Selon certains, le président américain aurait simplement une admiration pour la Russie, cette grande puissance insoumise aux alliances multilatérales, à l'inverse des pays de l'Union européenne. Et une affinité pour Vladimir Poutine, avec qui il a en commun une vision nationaliste pour son pays. Ajouté à cela, il pourrait s'agir pour Trump d'asseoir sa position de leader, sauveur des situations diplomatiques en péril, estime Jeff Mankoff. «Il veut peut-être faire comme avec le dirigeant nord-coréen, Kim Jong-un. Il pense qu'il peut régler des problèmes a priori insolubles et que cela lui permettra d'avoir une couverture médiatique favorable.» Et d'ajouter : «Mais je n'ai aucune idée de la stratégie qu'il compte employer pour parvenir à un rapprochement avec Moscou.»
Surtout que la position de Donald Trump ne semble pas populaire parmi les faucons de Washington, partisans d'une ligne dure. En avril, un nouveau train de sanctions a été décrété contre la Russie, visant pour la première fois des oligarques proches de Poutine.

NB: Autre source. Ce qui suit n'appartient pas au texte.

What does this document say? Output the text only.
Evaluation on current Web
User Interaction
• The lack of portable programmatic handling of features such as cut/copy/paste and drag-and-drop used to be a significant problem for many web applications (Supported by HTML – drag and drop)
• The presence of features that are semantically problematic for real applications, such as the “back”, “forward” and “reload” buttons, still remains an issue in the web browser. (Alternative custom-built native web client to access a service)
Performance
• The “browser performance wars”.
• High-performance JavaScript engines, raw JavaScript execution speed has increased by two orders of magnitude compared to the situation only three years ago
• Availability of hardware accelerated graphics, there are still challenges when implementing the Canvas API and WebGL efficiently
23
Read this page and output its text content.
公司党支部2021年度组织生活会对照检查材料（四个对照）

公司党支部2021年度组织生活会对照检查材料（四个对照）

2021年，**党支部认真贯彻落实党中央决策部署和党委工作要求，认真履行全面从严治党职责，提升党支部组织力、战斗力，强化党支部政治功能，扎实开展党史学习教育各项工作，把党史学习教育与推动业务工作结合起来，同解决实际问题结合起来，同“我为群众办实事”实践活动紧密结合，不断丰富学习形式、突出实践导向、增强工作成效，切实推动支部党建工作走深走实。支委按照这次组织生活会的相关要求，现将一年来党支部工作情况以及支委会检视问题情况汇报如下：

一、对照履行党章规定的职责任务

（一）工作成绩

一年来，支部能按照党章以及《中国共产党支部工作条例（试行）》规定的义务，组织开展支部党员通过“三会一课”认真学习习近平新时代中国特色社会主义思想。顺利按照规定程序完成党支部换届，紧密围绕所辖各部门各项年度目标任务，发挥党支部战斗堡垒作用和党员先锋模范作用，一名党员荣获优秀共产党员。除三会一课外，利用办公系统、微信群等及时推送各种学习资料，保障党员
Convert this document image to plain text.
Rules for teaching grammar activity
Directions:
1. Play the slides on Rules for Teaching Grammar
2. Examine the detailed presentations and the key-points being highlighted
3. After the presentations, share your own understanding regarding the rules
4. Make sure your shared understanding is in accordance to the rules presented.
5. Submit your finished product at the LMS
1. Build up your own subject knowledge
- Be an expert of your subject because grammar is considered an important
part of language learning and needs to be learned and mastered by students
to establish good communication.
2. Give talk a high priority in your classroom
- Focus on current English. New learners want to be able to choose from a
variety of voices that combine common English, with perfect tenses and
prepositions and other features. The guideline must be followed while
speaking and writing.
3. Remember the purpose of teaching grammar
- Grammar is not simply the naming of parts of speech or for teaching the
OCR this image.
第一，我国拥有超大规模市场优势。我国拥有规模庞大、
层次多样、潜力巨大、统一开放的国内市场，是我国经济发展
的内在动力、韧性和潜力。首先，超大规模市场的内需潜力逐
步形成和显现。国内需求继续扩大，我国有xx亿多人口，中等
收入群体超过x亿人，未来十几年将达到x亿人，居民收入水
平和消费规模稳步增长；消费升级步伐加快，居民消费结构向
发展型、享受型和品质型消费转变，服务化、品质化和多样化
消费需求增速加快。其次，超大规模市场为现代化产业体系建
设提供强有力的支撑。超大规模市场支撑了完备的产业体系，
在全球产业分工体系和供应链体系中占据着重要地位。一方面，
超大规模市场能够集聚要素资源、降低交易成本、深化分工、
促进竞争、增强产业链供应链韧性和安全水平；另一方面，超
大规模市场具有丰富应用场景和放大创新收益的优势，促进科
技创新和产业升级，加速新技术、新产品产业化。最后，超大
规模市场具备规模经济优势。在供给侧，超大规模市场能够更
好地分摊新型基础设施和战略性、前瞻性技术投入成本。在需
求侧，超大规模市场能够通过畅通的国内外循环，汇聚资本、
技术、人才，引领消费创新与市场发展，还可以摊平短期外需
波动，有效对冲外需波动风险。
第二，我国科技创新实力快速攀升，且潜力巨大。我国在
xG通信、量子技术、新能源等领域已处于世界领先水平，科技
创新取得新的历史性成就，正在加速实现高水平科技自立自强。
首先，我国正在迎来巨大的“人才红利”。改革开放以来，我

Preuve d'un affrontement de courants opposés à Washington : alors que, fin juin, Donald Trump a laissé planer le doute sur une probable reconnaissance de la Crimée comme partie intégrante de la Russie, au grand bonheur de Moscou, une déclaration officielle est venue redresser le tir quelques jours plus tard. «Les sanctions contre la Russie resteront en place jusqu'à ce que la Russie rende la péninsule à l'Ukraine», a affirmé la porte-parole Sarah Sanders.
Aux Etats-Unis, d’aucuns craignent que Donald Trump ne soit pas le meilleur interlocuteur pour faire face à Poutine. Après les révélations des douze inculpations d’agents russes, des démocrates, ainsi que le sénateur républicain John McCain, ont aussitôt réclamé - en vain - l’annulation de la réunion d’Helsinki. En substance, ils estiment qu’il est de mauvais augure de s’entretenir avec un pays qui pourrait être enclin à interférer dans la politique américaine, à moins de quatre mois des élections de mi-mandat.
Licorne
Mais ils arguent surtout que Donald Trump, qui plaide pour un G7 augmenté à huit en comprenant la Russie, n'est tout simplement «pas prêt à demander des comptes à Vladimir Poutine». Et pour cause, le locataire de la Maison Blanche a déjà affirmé qu'il croyait la version de la Russie quand elle nie toute ingérence dans la campagne. «Tous les patriotes américains devraient comprendre que Poutine n'est pas un ami de l'Amérique et n'est pas un copain du Président», a déclaré vendredi le sénateur républicain Ben Sasse, fervent critique de Trump. Dans les médias américains, la stratégie ambiguë des Etats-Unis face à la Russie a donné lieu à de vastes spéculations, notamment celle, étayée par le New York Magazine, selon laquelle l'ex-magnat de l'immobilier serait un agent des Russes depuis 1987. Sur un ton plus léger, Bill Plympton a réalisé pour le New York Times un dessin animé satirique dans lequel un Donald Trump fou d'amour pour Vladimir Poutine chevauche une licorne volante, agrippé à la taille de son bien-aimé… avant de se réveiller de son fantasme, seul dans sa chambre. Une manière de démontrer que, si histoire d'amour il y a, elle est à sens unique. «Le président russe a, lui, des choses concrètes à retirer de cet entretien», dit Jeff Mankoff. «A commencer par la preuve qu'il n'est pas si isolé qu'il en a l'air et une reconnaissance de sa stature. Il peut aussi négocier de la souplesse par rapport aux sanctions.» Des rumeurs courent également sur la possibilité d'un accord sur la Syrie, impliquant le retrait de troupes américaines du pays.